Watermark Lodging Trust, a non-traded real estate investment trust created by the merger of Carey Watermark Investors and Carey Watermark Investors 2 Inc., plans to file its quarterly financials for the first quarter of 2020 no later than 45 days after the original due date of May 15, 2020.
The REIT is relying on an order issued by the Securities and Exchange Commission allowing the company to delay filing due to the circumstances related to COVID-19.
“The company is unable to file…on a timely basis due to delays in the preparation and final review…by the relevant parties within the company, due in part by the attention and resources the company has focused on addressing the severe impacts of the COVID-19 pandemic on our business and operations,” the company said in a filing with the SEC.
Watermark Lodging Trust indicated that the full extent of the effects of the COVID-19 pandemic on its business for the foreseeable future cannot be predicted with certainty, but it has suspended operations at approximately half of its hotels and significantly reduced staffing levels at its remaining properties.
“The company has incurred and will continue to incur significant costs related to the reductions in service at the hotels, including as a result of employee terminations or furlough arrangements,” the filing stated.
A number of the company’s hotels have entered into cash management arrangements with the lenders on the related mortgage loan agreements and it expects more to do so in the coming months, absent relief from lenders or government intervention.
The REIT has sought relief from all of its lenders to defer interest payments and waive the application of certain cash flow covenants. In addition, approximately $277 million of indebtedness is scheduled to mature through December 31, 2020. This is nonrecourse mortgage debt, and the company has extension options for a portion of it.
If the company’s lenders do not provide covenant relief or if the REIT is unable to repay, refinance or extend the debt, then the lenders may declare events of default and seek to foreclose on the underlying hotels.
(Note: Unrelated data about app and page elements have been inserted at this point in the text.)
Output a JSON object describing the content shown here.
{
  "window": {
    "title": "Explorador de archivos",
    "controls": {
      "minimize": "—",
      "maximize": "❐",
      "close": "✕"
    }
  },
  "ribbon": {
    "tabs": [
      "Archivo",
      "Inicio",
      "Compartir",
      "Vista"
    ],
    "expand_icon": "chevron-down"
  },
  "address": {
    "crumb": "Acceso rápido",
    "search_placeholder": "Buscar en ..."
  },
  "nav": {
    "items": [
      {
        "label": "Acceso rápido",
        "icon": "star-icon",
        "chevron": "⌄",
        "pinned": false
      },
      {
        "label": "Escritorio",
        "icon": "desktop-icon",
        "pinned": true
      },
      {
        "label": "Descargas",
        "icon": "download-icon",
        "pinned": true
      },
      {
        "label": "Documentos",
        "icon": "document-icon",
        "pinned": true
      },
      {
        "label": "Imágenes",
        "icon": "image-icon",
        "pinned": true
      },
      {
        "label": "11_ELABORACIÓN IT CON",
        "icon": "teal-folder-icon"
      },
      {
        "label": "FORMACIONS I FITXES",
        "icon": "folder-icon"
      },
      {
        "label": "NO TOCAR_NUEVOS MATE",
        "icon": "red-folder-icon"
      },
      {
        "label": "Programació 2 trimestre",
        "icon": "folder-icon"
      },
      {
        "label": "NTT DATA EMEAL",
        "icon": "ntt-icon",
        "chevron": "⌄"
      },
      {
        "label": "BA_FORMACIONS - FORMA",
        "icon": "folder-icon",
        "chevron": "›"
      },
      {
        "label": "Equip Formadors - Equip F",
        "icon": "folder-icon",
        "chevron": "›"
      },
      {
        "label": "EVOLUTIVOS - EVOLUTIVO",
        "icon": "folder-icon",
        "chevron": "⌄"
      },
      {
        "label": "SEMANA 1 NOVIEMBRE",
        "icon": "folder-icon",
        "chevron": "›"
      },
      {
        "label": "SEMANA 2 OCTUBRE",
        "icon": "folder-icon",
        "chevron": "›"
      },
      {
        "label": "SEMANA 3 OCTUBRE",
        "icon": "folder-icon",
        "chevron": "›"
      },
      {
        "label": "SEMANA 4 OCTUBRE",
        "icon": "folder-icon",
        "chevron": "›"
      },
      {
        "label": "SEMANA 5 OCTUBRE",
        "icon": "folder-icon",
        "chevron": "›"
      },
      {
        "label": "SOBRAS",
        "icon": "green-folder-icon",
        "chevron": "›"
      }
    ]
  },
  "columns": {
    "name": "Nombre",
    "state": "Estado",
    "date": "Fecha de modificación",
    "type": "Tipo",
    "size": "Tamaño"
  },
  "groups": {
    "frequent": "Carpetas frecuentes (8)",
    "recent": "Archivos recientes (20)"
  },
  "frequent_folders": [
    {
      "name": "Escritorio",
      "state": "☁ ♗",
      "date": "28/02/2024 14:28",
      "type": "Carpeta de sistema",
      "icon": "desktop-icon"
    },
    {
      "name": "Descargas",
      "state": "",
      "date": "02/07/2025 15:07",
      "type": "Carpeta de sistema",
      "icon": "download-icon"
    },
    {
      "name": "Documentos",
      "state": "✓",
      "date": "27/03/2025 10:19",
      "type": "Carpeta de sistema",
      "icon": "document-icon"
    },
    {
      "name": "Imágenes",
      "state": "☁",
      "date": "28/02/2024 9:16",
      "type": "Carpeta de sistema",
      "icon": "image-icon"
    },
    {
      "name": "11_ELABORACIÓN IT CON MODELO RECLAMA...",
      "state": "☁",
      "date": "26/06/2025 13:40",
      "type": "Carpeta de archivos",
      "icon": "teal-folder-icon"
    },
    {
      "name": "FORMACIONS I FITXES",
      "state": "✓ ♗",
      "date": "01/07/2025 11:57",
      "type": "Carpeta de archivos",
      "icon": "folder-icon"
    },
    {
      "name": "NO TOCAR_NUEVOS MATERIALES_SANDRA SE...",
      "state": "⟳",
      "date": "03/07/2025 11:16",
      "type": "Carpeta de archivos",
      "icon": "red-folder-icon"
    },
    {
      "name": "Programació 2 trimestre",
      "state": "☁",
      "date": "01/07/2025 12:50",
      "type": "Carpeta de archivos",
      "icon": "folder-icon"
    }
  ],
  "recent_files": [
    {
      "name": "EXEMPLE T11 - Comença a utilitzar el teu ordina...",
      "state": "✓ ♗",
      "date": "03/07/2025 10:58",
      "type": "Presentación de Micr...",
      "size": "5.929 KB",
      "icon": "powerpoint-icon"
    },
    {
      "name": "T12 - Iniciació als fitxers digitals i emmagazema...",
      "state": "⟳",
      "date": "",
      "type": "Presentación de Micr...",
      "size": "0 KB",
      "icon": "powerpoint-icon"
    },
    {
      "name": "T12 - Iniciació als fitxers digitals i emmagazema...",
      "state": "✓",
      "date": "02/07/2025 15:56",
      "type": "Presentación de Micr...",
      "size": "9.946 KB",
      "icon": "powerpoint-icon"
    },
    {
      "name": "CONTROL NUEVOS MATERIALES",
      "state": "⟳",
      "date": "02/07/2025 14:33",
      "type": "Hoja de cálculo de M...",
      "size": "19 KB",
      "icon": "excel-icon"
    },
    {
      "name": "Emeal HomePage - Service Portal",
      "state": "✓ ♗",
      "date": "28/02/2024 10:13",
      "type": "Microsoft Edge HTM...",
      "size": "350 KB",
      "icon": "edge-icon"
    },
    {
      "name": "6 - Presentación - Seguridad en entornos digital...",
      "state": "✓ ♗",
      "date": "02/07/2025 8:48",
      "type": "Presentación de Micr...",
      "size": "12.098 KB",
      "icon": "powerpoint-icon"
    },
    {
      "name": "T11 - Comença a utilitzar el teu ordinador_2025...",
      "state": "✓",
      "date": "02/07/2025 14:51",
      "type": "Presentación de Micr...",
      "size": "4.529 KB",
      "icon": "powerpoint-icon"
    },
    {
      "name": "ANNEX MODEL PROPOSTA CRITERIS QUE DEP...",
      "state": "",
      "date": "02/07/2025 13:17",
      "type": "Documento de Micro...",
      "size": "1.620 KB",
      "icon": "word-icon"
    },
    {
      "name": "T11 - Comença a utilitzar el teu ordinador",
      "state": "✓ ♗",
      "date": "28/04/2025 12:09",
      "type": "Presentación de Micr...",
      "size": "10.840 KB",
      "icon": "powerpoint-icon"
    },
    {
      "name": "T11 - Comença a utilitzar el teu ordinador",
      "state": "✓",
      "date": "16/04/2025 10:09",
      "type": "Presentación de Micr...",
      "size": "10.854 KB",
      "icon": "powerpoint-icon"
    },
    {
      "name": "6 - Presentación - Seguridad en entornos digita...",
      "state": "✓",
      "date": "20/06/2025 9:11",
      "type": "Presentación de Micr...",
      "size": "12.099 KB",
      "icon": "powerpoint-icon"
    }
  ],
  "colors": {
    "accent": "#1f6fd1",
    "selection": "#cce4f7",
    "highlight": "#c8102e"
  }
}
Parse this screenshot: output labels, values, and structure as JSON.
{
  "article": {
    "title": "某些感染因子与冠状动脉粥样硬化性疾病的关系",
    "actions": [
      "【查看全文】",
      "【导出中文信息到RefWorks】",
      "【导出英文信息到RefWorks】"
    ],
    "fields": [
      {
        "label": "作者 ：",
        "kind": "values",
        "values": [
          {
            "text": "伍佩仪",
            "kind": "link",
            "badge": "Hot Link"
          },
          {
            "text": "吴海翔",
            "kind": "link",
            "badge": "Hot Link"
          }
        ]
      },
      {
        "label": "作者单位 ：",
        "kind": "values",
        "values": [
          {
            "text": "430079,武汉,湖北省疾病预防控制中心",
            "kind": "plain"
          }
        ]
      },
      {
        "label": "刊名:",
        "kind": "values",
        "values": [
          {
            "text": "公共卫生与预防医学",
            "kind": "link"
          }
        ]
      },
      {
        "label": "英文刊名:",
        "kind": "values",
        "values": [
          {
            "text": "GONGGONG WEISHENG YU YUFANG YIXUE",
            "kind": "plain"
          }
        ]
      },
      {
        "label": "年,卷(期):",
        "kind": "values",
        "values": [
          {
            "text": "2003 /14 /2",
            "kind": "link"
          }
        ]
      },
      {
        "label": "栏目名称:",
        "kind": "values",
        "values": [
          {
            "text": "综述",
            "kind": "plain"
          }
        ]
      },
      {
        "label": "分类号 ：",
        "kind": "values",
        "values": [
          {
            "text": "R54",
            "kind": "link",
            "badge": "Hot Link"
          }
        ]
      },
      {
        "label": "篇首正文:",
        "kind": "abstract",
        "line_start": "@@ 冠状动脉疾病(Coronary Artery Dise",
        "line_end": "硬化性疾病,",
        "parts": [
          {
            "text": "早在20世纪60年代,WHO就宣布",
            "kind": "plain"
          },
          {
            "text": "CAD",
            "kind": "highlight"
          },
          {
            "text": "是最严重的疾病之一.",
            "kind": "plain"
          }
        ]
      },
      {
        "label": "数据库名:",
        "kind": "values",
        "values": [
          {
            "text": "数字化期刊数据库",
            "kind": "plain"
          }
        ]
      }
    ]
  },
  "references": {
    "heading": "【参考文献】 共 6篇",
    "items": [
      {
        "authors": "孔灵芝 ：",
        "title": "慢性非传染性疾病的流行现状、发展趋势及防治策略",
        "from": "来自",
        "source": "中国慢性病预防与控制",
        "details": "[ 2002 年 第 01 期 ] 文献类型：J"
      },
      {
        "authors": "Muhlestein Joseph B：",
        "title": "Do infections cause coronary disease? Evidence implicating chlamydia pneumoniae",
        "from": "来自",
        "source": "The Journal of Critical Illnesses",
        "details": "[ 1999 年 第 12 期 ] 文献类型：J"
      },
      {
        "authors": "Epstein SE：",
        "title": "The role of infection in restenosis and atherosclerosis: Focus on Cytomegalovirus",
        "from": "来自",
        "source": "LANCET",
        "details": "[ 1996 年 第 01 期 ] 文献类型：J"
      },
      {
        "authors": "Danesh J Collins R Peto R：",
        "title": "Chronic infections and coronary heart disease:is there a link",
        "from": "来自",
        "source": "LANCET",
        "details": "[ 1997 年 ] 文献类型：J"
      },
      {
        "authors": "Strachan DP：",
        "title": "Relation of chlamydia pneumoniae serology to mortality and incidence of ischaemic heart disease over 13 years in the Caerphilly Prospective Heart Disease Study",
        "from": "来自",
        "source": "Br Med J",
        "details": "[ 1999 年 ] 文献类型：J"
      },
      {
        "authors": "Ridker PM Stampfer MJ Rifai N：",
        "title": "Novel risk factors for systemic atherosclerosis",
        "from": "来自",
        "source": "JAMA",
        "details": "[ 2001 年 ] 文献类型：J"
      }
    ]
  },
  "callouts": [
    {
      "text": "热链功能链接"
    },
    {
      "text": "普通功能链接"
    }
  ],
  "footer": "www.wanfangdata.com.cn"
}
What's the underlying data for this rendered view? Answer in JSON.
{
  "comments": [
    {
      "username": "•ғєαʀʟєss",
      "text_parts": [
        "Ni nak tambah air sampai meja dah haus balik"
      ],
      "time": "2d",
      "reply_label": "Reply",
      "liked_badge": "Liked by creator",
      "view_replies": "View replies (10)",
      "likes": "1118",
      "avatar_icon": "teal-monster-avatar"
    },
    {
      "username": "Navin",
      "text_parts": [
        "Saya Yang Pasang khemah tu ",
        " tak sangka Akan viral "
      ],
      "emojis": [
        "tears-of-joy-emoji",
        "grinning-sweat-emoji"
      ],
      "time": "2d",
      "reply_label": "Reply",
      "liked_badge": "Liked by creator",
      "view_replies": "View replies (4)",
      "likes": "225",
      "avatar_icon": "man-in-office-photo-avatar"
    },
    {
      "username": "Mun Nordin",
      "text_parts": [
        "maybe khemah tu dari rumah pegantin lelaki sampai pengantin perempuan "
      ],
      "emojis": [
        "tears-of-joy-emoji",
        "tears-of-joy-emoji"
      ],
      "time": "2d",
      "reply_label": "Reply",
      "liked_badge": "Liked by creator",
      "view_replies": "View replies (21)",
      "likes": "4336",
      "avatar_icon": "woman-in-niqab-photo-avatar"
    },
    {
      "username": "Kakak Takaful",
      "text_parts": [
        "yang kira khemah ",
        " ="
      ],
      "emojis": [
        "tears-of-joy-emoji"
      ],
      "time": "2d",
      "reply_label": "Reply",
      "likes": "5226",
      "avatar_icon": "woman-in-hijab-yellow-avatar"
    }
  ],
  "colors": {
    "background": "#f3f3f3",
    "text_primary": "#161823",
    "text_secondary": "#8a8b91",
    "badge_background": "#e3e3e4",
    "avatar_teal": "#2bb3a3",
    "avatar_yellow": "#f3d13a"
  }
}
The REIT said that it may also seek to give properties back to the lenders.
Watermark Lodging Trust has begun active efforts to raise capital through a variety of strategies, including asset sales, potentially at discounted prices; incurrences of debt; joint venture arrangements; and/or issuing equity securities in transactions which may be dilutive to stockholders.
“The company’s operations for the foreseeable future will continue to be significantly impacted by the pandemic,” the filing stated. “Even when all of our hotels are able to reopen, we expect demand for our hotels to recover slowly and over time until the spread of the virus, the fear of its spread and government-imposed quarantines and restrictions on travel and large gatherings subside. In addition, the company expects to have to reconfigure the layout of its properties, add cleaning services and systems and take other steps to seek to address customer concerns, which will require the company to incur expenditures which may be material.”
The REIT recently suspended distributions and redemptions, subject to limited exceptions, as reported by The DI Wire in March.
Last month, shareholders of Carey Watermark Investors 1 and Carey Watermark Investors 2, two publicly registered non-traded REITs managed by affiliates of W.P. Carey Inc. (NYSE: WPC) and Watermark Capital Partners, approved the merger of the two companies to create a self-managed non-traded REIT named Watermark Lodging Trust.
The Carey Watermark REITs were formed to invest primarily in the lodging and lodging-related sectors, and the combined company will oversee a portfolio of 33 lodging assets previously valued at $4.6 billion.